Encoding Requirements
Byte Data (Signatures & Encrypted Content)
All binary data including signatures and encrypted content must be Base64 encoded before transmission.
Method: Base64 encoding
// Encoding a signature
const signature = crypto.sign('RSA-SHA256', data, privateKey);
const encodedSignature = signature.toString('base64');
// For URL-safe contexts, use base64url
const base64UrlSignature = signature
.toString('base64')
.replace(/\+/g, '-')
.replace(/\//g, '_')
.replace(/=/g, '');
import base64
# Encoding a signature
signature = sign_data(data, private_key)
encoded_signature = base64.b64encode(signature).decode('utf-8')
# For URL-safe contexts
url_safe_signature = base64.urlsafe_b64encode(signature).decode('utf-8').rstrip('=')
HTTPS URL Data
URLs must be percent-encoded before transmission to handle special characters correctly.

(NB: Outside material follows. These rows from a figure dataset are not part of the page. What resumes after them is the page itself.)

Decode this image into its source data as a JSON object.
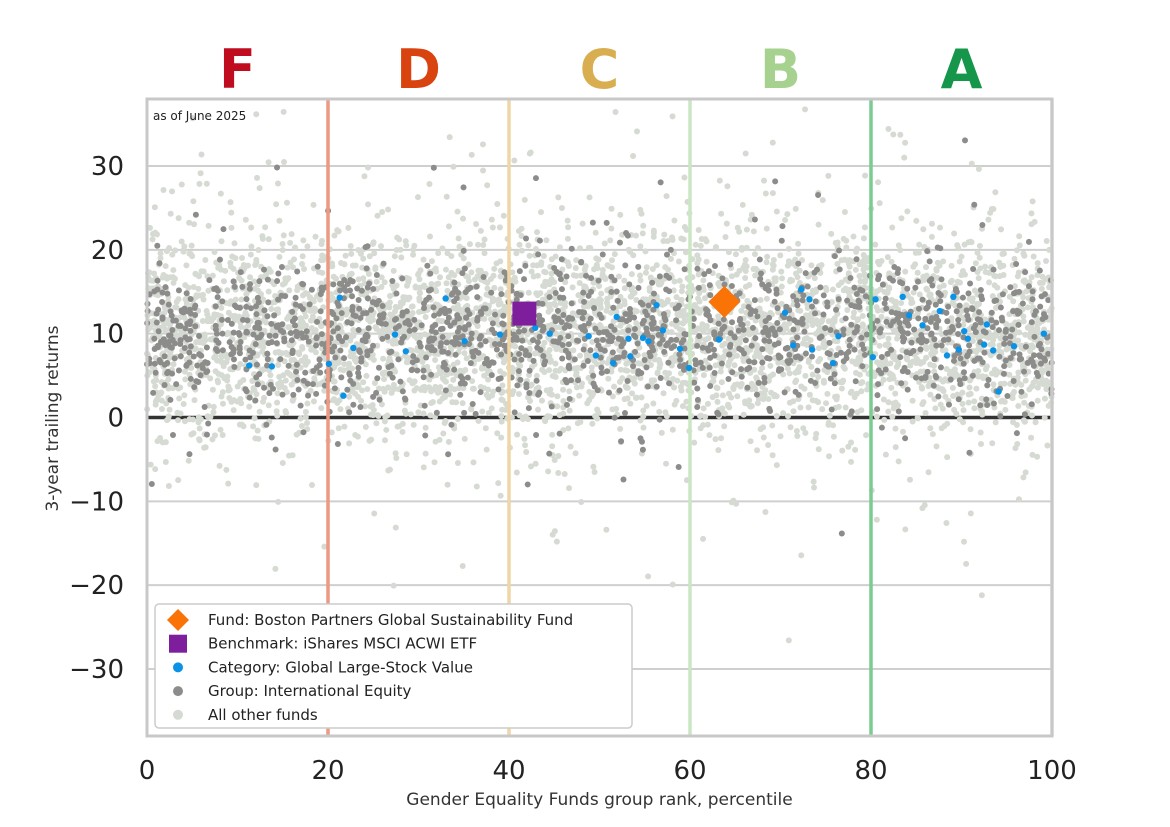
{
  "chart_data": {
    "type": "scatter",
    "note": "as of June 2025",
    "xlabel": "Gender Equality Funds group rank, percentile",
    "ylabel": "3-year trailing returns",
    "xlim": [
      0,
      100
    ],
    "ylim": [
      -38,
      38
    ],
    "xticks": [
      0,
      20,
      40,
      60,
      80,
      100
    ],
    "yticks": [
      -30,
      -20,
      -10,
      0,
      10,
      20,
      30
    ],
    "grid": "horizontal",
    "zero_line": 0,
    "grades": [
      {
        "label": "F",
        "center": 10,
        "color": "#c00c1f",
        "line_at": 20,
        "line_color": "#ec9a83"
      },
      {
        "label": "D",
        "center": 30,
        "color": "#d9430f",
        "line_at": 40,
        "line_color": "#efd6a6"
      },
      {
        "label": "C",
        "center": 50,
        "color": "#d8ae50",
        "line_at": 60,
        "line_color": "#cbe6c4"
      },
      {
        "label": "B",
        "center": 70,
        "color": "#a6d18e",
        "line_at": 80,
        "line_color": "#7ccb93"
      },
      {
        "label": "A",
        "center": 90,
        "color": "#15964a",
        "line_at": 100,
        "line_color": "#d7dcd4"
      }
    ],
    "legend_position": "lower-left",
    "series": [
      {
        "name": "Fund: Boston Partners Global Sustainability Fund",
        "marker": "diamond",
        "color": "#f97306",
        "points": [
          [
            63.8,
            13.8
          ]
        ]
      },
      {
        "name": "Benchmark: iShares MSCI ACWI ETF",
        "marker": "square",
        "color": "#7e1e9c",
        "points": [
          [
            41.7,
            12.4
          ]
        ]
      },
      {
        "name": "Category: Global Large-Stock Value",
        "marker": "dot",
        "color": "#0a93e6",
        "points": [
          [
            11.3,
            6.2
          ],
          [
            13.8,
            6.1
          ],
          [
            20.1,
            6.4
          ],
          [
            21.3,
            14.3
          ],
          [
            21.7,
            2.6
          ],
          [
            22.8,
            8.3
          ],
          [
            27.4,
            9.9
          ],
          [
            28.6,
            7.9
          ],
          [
            33.0,
            14.2
          ],
          [
            35.1,
            9.1
          ],
          [
            39.0,
            9.9
          ],
          [
            42.9,
            10.7
          ],
          [
            44.5,
            10.0
          ],
          [
            48.8,
            9.7
          ],
          [
            49.6,
            7.4
          ],
          [
            51.5,
            6.5
          ],
          [
            51.9,
            12.0
          ],
          [
            53.2,
            9.4
          ],
          [
            53.4,
            7.3
          ],
          [
            54.8,
            9.5
          ],
          [
            55.4,
            9.1
          ],
          [
            56.3,
            13.4
          ],
          [
            57.0,
            10.4
          ],
          [
            58.9,
            8.2
          ],
          [
            59.9,
            5.9
          ],
          [
            63.2,
            9.3
          ],
          [
            70.5,
            12.5
          ],
          [
            71.4,
            8.6
          ],
          [
            72.3,
            15.3
          ],
          [
            73.2,
            14.1
          ],
          [
            73.5,
            8.1
          ],
          [
            75.8,
            6.5
          ],
          [
            76.4,
            9.7
          ],
          [
            80.2,
            7.2
          ],
          [
            80.5,
            14.1
          ],
          [
            83.5,
            14.4
          ],
          [
            84.2,
            12.2
          ],
          [
            85.7,
            11.0
          ],
          [
            87.6,
            12.7
          ],
          [
            88.4,
            7.4
          ],
          [
            89.1,
            14.4
          ],
          [
            89.7,
            8.1
          ],
          [
            90.3,
            10.3
          ],
          [
            90.7,
            9.4
          ],
          [
            92.5,
            8.7
          ],
          [
            92.8,
            11.1
          ],
          [
            93.5,
            8.0
          ],
          [
            94.1,
            3.1
          ],
          [
            95.8,
            8.5
          ],
          [
            99.1,
            10.0
          ]
        ]
      },
      {
        "name": "Group: International Equity",
        "marker": "dot",
        "color": "#8c8c8a",
        "points": []
      },
      {
        "name": "All other funds",
        "marker": "dot",
        "color": "#d5dad2",
        "points": []
      }
    ],
    "group_summary": {
      "count": 1500,
      "center": 10,
      "spread": 4
    },
    "other_summary": {
      "count": 4200,
      "center": 10,
      "spread": 6
    }
  }
}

Method: URL encoding (percent-encoding)
| Original | Encoded |
|---|
https://www.merchant.com/callback?order=123 | https%3A%2F%2Fwww.merchant.com%2Fcallback%3Forder%3D123 |
https://example.com/path with spaces | https%3A%2F%2Fexample.com%2Fpath%20with%20spaces |
// URL encoding
const callbackUrl = 'https://www.merchant.com/authorizationResult';
const encodedUrl = encodeURIComponent(callbackUrl);
// Result: https%3A%2F%2Fwww.merchant.com%2FauthorizationResult
from urllib.parse import quote
callback_url = 'https://www.merchant.com/authorizationResult'
encoded_url = quote(callback_url, safe='')

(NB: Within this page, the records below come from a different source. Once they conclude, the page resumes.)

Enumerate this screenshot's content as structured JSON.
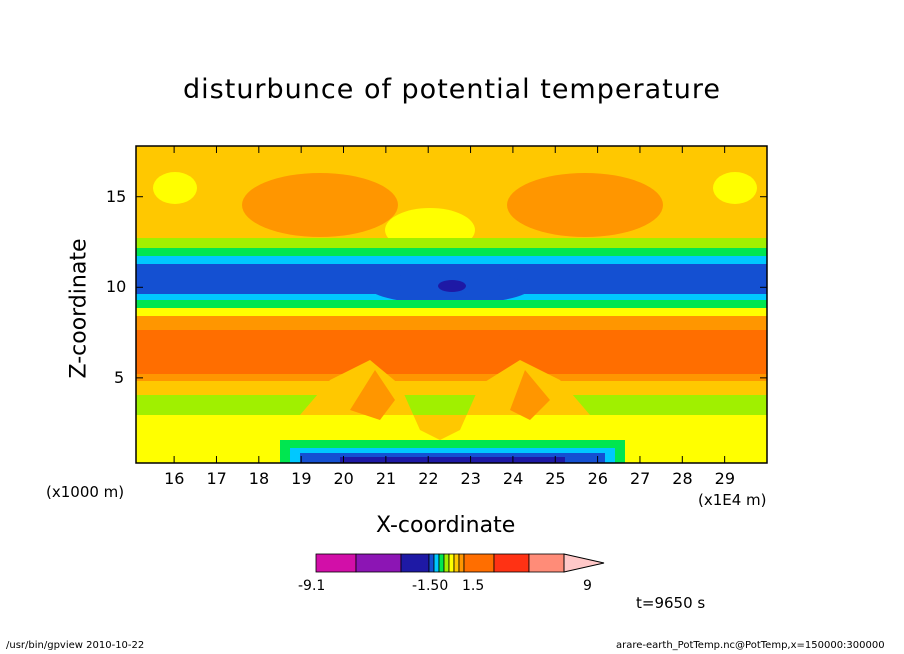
{
  "chart_data": {
    "type": "heatmap",
    "title": "disturbunce of potential temperature",
    "xlabel": "X-coordinate",
    "ylabel": "Z-coordinate",
    "x_unit": "(x1E4 m)",
    "y_unit": "(x1000 m)",
    "xlim": [
      15.1,
      30.0
    ],
    "ylim": [
      0.3,
      17.8
    ],
    "x_ticks": [
      "16",
      "17",
      "18",
      "19",
      "20",
      "21",
      "22",
      "23",
      "24",
      "25",
      "26",
      "27",
      "28",
      "29"
    ],
    "y_ticks": [
      "5",
      "10",
      "15"
    ],
    "colorbar": {
      "labels": [
        "-9.1",
        "-1.50",
        "1.5",
        "9"
      ],
      "colors": [
        "#d20fa8",
        "#8c15b4",
        "#1e19a5",
        "#1450d2",
        "#00c8ff",
        "#00e650",
        "#a0f000",
        "#ffff00",
        "#ffc800",
        "#ff9600",
        "#ff6e00",
        "#ff3214",
        "#ff8c78",
        "#ffc8c8"
      ]
    },
    "annotation": "t=9650 s"
  },
  "footer": {
    "left": "/usr/bin/gpview   2010-10-22",
    "right": "arare-earth_PotTemp.nc@PotTemp,x=150000:300000"
  }
}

# Result: https%3A%2F%2Fwww.merchant.com%2FauthorizationResult
Character Sets
Request Body
- Encoding: UTF-8
- Content-Type:
application/json; charset=UTF-8
All JSON request bodies should be UTF-8 encoded. Special characters in string values are automatically handled by JSON serialization.
const requestBody = {
orderDescription: "Café latté × 2", // UTF-8 characters
extendInfo: JSON.stringify({ note: "特殊字符" })
};
// Send with proper content-type
fetch(url, {
headers: { 'Content-Type': 'application/json; charset=UTF-8' },
body: JSON.stringify(requestBody)
});
Signature Calculation
When calculating signatures, the content to be signed must be properly encoded:
Construct String
Build the string to sign from HTTP method, URI, headers, and body
Encode to Bytes
Convert the string to UTF-8 bytes
Sign
Apply RSA-SHA256 signature algorithm
Base64 Encode
Encode the binary signature as Base64
// Complete signature flow
const contentToSign = [
'POST',
'/api/open/v2/payments/pay',
clientId,
requestTime,
JSON.stringify(body)
].join('\n');
// Convert to bytes (UTF-8)
const bytes = Buffer.from(contentToSign, 'utf-8');
// Sign
const signer = crypto.createSign('RSA-SHA256');
signer.update(bytes);
const signature = signer.sign(privateKey);
// Base64 encode
const encodedSignature = signature.toString('base64');
Common Encoding Scenarios
| Data Type | Encoding Method | Example Use Case |
|---|
| Signature | Base64 | Signature header value |
| Encrypted data | Base64 | Sensitive field encryption |
| Callback URLs | URL encoding | paymentNotifyUrl parameter |
| JSON body | UTF-8 | Request body transmission |
| Extended info | JSON string | extendInfo field |
Best Practices
Double Encoding: Be careful not to encode data twice. If you URL-encode a value and then include it in a JSON body that gets URL-encoded again, you’ll have double-encoded data that won’t decode correctly.